そんな妹に、こういった経験は大変豊富な長女は、巧みな技をあれこれ使って妹の気持ちをほぐし、妹にとって安心材料になる提案をたくさんしてくれました。

そこで、私は例えました。

お姉ちゃんの提案は馬にぶら下がるニンジンかもしれないけど、そもそも馬は本当にそのニンジンを食べたいか?

食べたいならそのニンジンのために走るけど、嫌だなと思ったら顔を背けてますます追い詰められる。

"それが知りたい。"

「行きたいという気持ちはある? 」

そう問いかけると、

「行きたいなという気持ちはある……」

小さく二女はそう答えました。

そうなんです。

体や心に症状が出てしまう人にとり、「無理」と感じることは必ずしも嫌悪感からではないのです。

そうしたいという気持ちがあっても、迫ってくる不安感から、出来ないと感じるのです。

そして結果、できないことは大いにあります。

でもそれは責めてはいけない。
もっと強く背中を押すべきだったのではと、サポートする人を責めてもいけません。

思いはあったのに、できなかったという経験なんです。

思いはあったのにできなかったことに向き合って、次の自分に繋げていくのがきっと成長なんです。

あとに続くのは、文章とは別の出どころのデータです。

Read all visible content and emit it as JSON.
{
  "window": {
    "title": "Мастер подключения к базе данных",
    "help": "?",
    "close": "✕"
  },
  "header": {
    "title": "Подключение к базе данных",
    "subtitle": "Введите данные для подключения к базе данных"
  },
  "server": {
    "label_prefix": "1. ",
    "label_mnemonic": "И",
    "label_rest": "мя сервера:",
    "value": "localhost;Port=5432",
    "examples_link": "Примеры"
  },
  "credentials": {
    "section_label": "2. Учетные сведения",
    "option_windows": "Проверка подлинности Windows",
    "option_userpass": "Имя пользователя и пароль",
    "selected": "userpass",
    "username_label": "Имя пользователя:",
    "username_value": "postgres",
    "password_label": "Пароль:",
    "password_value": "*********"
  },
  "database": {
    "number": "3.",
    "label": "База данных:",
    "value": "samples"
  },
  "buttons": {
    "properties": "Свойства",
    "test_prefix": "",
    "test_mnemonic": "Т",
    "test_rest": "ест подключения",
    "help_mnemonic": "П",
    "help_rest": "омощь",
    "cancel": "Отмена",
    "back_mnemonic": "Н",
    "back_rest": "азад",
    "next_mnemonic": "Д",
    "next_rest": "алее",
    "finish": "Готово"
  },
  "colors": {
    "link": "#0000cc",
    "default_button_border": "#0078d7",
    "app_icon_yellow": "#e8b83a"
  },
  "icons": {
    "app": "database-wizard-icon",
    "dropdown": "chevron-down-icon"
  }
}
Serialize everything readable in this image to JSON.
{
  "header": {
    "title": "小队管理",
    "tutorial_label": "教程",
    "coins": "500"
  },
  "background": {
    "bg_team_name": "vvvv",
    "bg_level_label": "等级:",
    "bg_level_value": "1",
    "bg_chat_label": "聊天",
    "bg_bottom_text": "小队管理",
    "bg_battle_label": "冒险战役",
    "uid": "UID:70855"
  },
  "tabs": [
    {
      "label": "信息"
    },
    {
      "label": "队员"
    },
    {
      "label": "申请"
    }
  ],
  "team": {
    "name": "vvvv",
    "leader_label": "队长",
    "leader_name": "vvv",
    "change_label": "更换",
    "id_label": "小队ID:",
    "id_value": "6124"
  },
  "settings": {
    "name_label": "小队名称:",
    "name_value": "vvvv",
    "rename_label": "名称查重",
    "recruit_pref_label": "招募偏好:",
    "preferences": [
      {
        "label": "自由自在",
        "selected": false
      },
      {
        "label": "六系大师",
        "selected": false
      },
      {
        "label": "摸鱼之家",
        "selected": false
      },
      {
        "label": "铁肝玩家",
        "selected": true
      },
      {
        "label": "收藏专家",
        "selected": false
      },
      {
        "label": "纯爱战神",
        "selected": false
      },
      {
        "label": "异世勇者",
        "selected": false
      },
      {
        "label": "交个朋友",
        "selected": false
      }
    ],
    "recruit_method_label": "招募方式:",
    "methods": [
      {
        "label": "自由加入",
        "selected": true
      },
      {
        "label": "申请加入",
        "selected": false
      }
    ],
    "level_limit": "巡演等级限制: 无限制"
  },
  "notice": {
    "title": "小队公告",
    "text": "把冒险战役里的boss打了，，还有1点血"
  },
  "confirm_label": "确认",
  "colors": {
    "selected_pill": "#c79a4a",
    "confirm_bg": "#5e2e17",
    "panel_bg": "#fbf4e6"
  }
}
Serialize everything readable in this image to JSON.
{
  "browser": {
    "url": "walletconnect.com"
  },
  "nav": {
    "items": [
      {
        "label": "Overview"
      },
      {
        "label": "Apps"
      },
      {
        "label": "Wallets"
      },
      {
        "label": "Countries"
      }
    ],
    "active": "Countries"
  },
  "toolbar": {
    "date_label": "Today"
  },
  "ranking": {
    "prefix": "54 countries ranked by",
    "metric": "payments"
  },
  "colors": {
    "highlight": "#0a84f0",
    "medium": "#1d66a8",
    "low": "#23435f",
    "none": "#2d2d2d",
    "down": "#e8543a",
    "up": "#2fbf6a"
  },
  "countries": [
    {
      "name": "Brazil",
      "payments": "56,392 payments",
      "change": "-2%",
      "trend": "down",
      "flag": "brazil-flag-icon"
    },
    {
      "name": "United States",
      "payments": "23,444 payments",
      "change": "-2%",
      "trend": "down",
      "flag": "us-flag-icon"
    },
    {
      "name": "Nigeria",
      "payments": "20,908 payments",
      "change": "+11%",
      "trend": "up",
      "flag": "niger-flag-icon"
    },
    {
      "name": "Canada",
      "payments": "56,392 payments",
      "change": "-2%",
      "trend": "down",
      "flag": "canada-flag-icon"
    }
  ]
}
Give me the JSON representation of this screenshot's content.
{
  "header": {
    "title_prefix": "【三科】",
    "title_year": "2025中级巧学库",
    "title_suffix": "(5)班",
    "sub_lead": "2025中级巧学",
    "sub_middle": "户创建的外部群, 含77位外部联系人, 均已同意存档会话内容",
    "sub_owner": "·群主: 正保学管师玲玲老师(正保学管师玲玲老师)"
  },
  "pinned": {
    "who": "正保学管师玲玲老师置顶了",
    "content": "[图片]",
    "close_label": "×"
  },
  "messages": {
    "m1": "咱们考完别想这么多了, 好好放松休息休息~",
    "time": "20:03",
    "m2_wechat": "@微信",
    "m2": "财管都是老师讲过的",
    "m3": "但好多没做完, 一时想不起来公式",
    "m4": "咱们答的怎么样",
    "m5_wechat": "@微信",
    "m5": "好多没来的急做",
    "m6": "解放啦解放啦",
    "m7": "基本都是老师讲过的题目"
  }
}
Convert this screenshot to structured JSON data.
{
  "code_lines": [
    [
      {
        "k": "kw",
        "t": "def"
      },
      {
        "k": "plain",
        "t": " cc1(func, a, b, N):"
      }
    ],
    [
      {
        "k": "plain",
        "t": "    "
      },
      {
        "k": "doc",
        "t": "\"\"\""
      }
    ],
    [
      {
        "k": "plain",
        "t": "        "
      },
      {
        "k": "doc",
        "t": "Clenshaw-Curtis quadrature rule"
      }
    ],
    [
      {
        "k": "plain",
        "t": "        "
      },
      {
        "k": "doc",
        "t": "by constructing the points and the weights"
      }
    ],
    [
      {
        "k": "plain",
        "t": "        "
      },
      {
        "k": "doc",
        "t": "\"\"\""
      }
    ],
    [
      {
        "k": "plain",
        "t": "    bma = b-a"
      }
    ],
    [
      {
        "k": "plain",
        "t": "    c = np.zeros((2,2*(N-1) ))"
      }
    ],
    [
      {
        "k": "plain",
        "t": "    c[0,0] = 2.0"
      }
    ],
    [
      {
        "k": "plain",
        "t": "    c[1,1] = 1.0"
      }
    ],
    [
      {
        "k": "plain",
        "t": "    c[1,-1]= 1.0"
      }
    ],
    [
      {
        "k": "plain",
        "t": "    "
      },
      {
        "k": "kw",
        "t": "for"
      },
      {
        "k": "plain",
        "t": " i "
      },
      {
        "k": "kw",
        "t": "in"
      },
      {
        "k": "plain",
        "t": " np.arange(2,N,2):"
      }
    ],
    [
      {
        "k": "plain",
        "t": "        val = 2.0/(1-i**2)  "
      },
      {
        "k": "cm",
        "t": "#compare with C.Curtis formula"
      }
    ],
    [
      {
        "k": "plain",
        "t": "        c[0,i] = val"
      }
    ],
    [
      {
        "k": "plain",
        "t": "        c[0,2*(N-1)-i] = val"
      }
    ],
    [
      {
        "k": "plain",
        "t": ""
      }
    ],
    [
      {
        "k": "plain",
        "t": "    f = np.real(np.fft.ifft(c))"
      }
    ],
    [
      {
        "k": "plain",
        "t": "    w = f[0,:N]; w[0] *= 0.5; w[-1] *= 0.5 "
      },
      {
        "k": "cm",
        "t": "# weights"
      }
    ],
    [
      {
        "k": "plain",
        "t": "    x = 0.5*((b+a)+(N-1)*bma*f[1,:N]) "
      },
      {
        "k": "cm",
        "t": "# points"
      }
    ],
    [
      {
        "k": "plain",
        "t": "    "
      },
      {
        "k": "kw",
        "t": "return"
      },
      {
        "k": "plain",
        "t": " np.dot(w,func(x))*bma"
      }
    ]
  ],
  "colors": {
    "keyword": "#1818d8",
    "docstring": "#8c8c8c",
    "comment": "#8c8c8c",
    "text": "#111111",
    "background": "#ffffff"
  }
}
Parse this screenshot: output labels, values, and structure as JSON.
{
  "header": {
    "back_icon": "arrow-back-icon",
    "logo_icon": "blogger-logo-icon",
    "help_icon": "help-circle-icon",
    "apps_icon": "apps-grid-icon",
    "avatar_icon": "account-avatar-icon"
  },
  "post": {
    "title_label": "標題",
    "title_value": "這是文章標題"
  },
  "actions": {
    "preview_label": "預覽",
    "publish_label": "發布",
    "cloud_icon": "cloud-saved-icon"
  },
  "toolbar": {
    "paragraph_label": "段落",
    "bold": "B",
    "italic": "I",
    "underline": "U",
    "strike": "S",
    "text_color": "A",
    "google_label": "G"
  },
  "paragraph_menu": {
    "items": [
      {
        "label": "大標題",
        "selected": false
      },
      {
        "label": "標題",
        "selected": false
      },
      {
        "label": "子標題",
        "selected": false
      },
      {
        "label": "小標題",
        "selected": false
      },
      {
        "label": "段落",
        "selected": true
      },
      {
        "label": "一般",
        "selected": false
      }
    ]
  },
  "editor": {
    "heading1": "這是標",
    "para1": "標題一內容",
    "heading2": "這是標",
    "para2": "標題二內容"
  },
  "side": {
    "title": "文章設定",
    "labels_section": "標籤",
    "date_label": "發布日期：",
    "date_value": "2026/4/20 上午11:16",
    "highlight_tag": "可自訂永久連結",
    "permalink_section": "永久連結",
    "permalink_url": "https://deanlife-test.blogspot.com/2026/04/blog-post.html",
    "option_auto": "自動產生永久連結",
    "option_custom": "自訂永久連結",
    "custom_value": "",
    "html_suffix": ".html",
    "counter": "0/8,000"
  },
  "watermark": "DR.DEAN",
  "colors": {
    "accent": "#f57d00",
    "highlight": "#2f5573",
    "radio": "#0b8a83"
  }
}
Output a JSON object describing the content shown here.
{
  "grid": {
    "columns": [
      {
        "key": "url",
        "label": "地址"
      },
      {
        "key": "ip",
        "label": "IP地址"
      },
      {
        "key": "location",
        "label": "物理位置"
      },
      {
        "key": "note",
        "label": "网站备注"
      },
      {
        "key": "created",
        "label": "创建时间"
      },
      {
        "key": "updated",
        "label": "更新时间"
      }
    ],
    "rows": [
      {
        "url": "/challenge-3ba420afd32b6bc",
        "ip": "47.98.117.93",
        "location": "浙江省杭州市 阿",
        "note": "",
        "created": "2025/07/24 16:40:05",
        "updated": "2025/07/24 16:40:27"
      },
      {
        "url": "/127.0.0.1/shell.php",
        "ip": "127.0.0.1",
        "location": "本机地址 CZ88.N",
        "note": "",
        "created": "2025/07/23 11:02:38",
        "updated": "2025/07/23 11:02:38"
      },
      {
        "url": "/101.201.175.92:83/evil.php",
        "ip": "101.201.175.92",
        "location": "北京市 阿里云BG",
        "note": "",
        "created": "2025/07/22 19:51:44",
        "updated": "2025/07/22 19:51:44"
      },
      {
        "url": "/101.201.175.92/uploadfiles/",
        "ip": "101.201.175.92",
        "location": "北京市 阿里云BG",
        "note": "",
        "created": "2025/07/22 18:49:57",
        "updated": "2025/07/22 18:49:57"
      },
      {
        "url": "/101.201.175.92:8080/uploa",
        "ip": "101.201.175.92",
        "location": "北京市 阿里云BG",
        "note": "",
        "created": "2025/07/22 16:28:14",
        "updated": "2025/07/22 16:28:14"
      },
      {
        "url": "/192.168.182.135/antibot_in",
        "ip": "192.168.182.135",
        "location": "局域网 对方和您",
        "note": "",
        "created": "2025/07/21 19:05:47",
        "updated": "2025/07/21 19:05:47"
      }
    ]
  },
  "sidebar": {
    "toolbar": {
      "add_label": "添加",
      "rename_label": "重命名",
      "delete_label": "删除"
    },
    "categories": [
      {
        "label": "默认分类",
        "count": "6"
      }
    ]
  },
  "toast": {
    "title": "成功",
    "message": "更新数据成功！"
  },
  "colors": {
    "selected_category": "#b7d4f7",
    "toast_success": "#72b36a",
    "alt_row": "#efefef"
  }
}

思いはあったのに、心とからだの調子を感じとり、今回はやめておくと決められたことはきっと、勇気なんです。


その年、二女は行けました。

お姉ちゃんが考えてくれたアイデアを全部使って、行くことができました。
そのアイデアを丸ごと受け入れてくれた環境にも感謝です。

しかし、次回も同じようにすれば、またうまくいくわけではありません。
あの時、できなかったことが今の二女にはできるようになったり、思えるようになったことがあります。
まだ満たされていないエネルギーは、どこかに使えば、前にはできたことには足りずそちらは出来なくなるということもあります。

ですから、あの時出来ていたことが今、出来なくなっていても落胆しないでください。
そのがっかりした感じは本人にとってもきっと辛いことだと思うからです。